A General Conditional McKean-Vlasov Stochastic Differential Equation

TL;DR

This paper introduces a new class of conditional McKean-Vlasov stochastic differential equations, establishing their well-posedness under certain conditions, and extends the theory to include state-dependent conditional laws.

Contribution

The paper develops a novel framework for conditional McKean-Vlasov SDEs with state-dependent laws, overcoming technical challenges related to non-compactness and nonlinearity.

Findings

Proved well-posedness of the new class of SDEs

Extended the theory to include state-dependent conditional laws

Addressed technical challenges with a direct approach

Abstract

In this paper we consider a class of {\it conditional McKean-Vlasov SDEs} (CMVSDE for short). Such an SDE can be considered as an extended version of McKean-Vlasov SDEs with common noises, as well as the general version of the so-called {\it conditional mean-field SDEs} (CMFSDE) studied previously by the authors [1, 14], but with some fundamental differences.
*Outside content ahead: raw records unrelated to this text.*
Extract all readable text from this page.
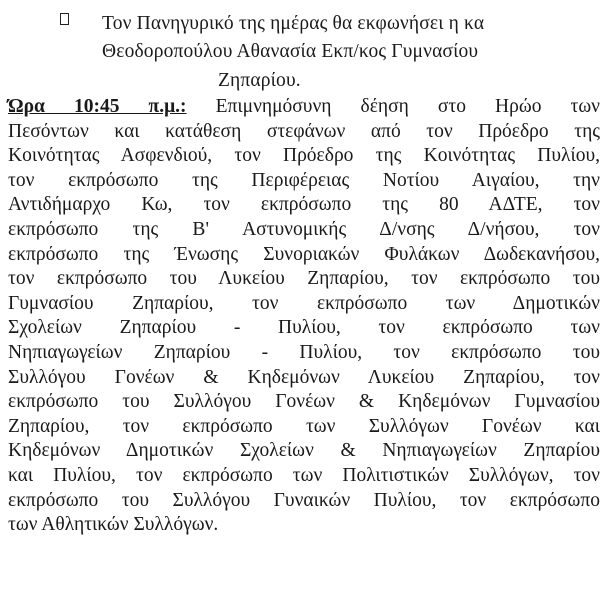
Τον Πανηγυρικό της ημέρας θα εκφωνήσει η κα
Θεοδοροπούλου Αθανασία Εκπ/κος Γυμνασίου
Ζηπαρίου.
Ώρα 10:45 π.μ.: Επιμνημόσυνη δέηση στο Ηρώο των
Πεσόντων και κατάθεση στεφάνων από τον Πρόεδρο της
Κοινότητας Ασφενδιού, τον Πρόεδρο της Κοινότητας Πυλίου,
τον εκπρόσωπο της Περιφέρειας Νοτίου Αιγαίου, την
Αντιδήμαρχο Κω, τον εκπρόσωπο της 80 ΑΔΤΕ, τον
εκπρόσωπο της Β' Αστυνομικής Δ/νσης Δ/νήσου, τον
εκπρόσωπο της Ένωσης Συνοριακών Φυλάκων Δωδεκανήσου,
τον εκπρόσωπο του Λυκείου Ζηπαρίου, τον εκπρόσωπο του
Γυμνασίου Ζηπαρίου, τον εκπρόσωπο των Δημοτικών
Σχολείων Ζηπαρίου - Πυλίου, τον εκπρόσωπο των
Νηπιαγωγείων Ζηπαρίου - Πυλίου, τον εκπρόσωπο του
Συλλόγου Γονέων & Κηδεμόνων Λυκείου Ζηπαρίου, τον
εκπρόσωπο του Συλλόγου Γονέων & Κηδεμόνων Γυμνασίου
Ζηπαρίου, τον εκπρόσωπο των Συλλόγων Γονέων και
Κηδεμόνων Δημοτικών Σχολείων & Νηπιαγωγείων Ζηπαρίου
και Πυλίου, τον εκπρόσωπο των Πολιτιστικών Συλλόγων, τον
εκπρόσωπο του Συλλόγου Γυναικών Πυλίου, τον εκπρόσωπο
των Αθλητικών Συλλόγων.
In particular, due to the lack of compactness of the iterated conditional laws, the existing arguments of Schauder's fixed point theorem do not seem to apply in this situation, and the heavy nonlinearity on the conditional laws caused by change of probability measure adds more technical subtleties. Under some structure assumptions on the coefficients of the observation equation, we prove the well-posedness of solution in the weak sense along a more direct approach. Our result is the first that deals with McKean-Vlasov type SDEs involving state-dependent conditional laws.